Hopefully some of this helps you next time you're deciding how many times to replicate your experiment and thinking about what the variance might be within and between sample groups.

Wednesday, 19 March 2014

Can RNA-seq stop Tour de France dopers?

The BBC ran an article a few weeks ago on the possibility of performance enhancing genetics: think Team BMC Genomics! The piece has an interview with Dr Philippe Moullier from INSERM in Nantes, he was part of a group that published a paper describing "Neo-organ" gene therapy treatment of neuromuscular diseases by the introduction of the erythropoietin gene into mice.

For those of you that easily forget: EPO has a rather bad rap in cycling, just ask the UCI or Lance Armstrong!

Adding EPO to you, and detection with qPCR

Dr Moullier is part of another team that published a real-time PCR method to detect the EPO-transgene in the presence of endogenous sequences: Longevity of rAAV vector and plasmid DNA in blood after intramuscular injection in nonhuman primates: implications for gene doping. Unfortunately any cycling team with the millions of dollars needed to start a GM program can probably design their way around such tests. In the same paper they showed that intramuscular (IM) injection of an EPO plasmid led to detectable levels of DNA in the blood and a "significant, but not life-threatening, increase in haematocrit". The DNA was rapidly eliminated, but the plasmid genomes can persist for several months in WBCs. RO Snyder at the University of Florida, who led the work, has uploaded some slides from the 2013 Gene and Cell Doping Symposium in Beijing. So all this looks possible.

What's this got to do with RNA-seq: why aim to detect a single gene product when athletes can find ways around the tests. Lance Armstrong was not overly sophisticated in his approach, and athletes have more to gain personally than the testing organisations so are probably quite motivated put some effort into their doping.
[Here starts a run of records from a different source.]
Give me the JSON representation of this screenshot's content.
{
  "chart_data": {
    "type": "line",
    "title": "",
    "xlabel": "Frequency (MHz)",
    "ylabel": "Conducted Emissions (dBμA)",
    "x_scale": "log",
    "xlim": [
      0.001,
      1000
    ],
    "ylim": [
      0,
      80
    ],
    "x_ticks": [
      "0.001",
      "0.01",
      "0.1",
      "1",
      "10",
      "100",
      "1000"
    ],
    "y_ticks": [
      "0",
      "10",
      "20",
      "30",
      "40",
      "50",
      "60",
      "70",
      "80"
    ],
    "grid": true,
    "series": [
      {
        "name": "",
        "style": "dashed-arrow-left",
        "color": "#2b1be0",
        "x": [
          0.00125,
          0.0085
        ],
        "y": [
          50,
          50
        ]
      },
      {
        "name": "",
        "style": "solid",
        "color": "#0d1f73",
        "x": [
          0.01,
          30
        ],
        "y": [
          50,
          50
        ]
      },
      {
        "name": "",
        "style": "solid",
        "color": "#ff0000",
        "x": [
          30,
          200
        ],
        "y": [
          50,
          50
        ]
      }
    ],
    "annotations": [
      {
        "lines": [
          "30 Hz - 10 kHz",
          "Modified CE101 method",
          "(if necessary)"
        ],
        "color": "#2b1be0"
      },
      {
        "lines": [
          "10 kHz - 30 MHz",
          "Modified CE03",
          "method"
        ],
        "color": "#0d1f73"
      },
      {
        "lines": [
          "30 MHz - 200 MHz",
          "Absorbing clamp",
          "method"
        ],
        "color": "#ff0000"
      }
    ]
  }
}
Instead of the single gene or metabolite test why not try an experiment comparing groups of doping vs non-doping athletes and monitor their blood-based gene expression levels over time. The aim would be to find a gene expression signature for doping in general, or at least for a specific class of doping; EPO vs Steroids for instance.

I'm sure I could help co-ordinate a UCI bid to the new Horizon 2020 EU funding for science: biotechnology or health perhaps, maybe even international cooperation! Anyone fancy putting a grant together for €20M and some shiny new Genesis or Brompton bikes!